Defrosting the Church: Why Churches Need "Melting" Experiences
- jimstrecker
- Feb 12
- 2 min read
I have lived in the same house for almost ten years, and so far, the winter of 2024-2025 is the driest. But it is not the warmest! A friend told me he can't begin his next house construction project because the frost is too deep. Deeper than he has seen it in over forty years. In his book Advanced Strategic Planning, Aubrey Malphurs equates leading change in an established organization (or church) with trying to lay a foundation into frozen ground. You can't. The ground needs to melt to be ready for a foundation, and organizations need a melting experience when we are preparing to lead change.

The people, beliefs, values, practices, and traditions comprise the culture of a church or an organization. Culture dictates how an organization operates internally and externally. As a church, our culture informs how we treat one another and how we talk about and act in our community. Culture is great unless it's not. Some organizations and churches may get stuck in a culture-rut intent on maintaining the status quo instead of fulfilling their mission or, for the church, helping people find and follow Jesus. When a church is stuck in a culture rut, that church needs a culture change.

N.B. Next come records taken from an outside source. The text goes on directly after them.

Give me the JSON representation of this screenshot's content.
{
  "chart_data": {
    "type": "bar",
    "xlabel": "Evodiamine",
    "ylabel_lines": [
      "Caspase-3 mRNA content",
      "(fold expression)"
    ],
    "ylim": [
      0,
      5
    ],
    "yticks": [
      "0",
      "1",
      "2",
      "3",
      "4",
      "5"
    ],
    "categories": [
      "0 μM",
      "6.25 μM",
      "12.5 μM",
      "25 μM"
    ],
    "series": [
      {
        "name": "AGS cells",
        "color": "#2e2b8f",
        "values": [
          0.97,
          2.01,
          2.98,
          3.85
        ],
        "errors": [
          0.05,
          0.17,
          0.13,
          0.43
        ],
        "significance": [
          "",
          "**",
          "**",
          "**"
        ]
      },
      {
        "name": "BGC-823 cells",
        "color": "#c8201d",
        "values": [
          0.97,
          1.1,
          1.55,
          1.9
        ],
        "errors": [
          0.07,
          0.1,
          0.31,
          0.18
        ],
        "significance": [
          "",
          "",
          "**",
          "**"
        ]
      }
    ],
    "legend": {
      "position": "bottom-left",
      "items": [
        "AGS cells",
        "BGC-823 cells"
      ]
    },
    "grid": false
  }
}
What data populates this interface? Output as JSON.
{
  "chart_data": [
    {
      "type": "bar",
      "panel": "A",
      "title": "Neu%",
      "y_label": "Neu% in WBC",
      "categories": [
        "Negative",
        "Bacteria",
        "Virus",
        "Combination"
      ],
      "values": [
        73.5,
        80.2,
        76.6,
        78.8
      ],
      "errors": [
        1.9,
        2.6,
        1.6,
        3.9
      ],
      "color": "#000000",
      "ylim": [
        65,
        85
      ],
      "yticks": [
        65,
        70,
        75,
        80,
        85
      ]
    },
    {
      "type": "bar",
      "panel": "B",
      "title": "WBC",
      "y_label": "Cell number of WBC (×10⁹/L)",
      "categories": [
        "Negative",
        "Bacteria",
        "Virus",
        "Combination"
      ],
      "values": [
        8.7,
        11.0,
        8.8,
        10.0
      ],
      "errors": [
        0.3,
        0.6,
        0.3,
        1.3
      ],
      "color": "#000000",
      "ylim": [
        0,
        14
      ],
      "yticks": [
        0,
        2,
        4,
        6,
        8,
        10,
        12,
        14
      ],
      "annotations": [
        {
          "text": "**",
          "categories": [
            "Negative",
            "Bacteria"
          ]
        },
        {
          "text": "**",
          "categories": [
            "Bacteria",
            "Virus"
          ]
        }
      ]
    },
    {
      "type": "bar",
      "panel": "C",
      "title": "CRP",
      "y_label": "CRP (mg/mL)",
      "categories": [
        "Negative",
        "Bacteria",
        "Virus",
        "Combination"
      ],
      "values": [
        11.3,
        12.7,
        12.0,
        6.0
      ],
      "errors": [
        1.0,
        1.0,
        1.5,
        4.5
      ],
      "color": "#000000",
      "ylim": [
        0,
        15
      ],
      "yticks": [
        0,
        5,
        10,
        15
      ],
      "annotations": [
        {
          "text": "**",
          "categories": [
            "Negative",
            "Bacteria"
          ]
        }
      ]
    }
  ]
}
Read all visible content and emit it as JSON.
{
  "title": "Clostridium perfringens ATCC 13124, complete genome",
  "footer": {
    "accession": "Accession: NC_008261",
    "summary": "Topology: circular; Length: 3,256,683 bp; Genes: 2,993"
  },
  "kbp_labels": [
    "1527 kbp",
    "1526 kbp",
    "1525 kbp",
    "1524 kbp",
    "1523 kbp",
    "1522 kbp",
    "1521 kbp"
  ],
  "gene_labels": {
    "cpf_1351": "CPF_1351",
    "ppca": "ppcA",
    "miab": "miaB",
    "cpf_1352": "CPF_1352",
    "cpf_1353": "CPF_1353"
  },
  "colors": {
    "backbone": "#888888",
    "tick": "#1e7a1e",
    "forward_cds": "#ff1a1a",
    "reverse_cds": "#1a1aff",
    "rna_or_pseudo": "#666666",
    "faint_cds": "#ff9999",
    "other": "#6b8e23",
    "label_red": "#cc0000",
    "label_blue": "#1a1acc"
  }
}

Malphurs recommends that organizations need a melting experience before attempting significant culture change. Melting experiences force organizations and churches to respond or act differently—they get us out of our ruts! For churches, melting experiences might include a building program, a capitol campaign, shutting church down for a Sunday to serve the community, an all-church prayer initiative, or simply a new hire. Malphurs's approach suggests leaders leverage the opportunity for culture change following the melting event.
What changes are you struggling to make? Is it because your organizational culture is frozen?
As you survey the upcoming year, are there any melting events or opportunities you need to leverage for culture change?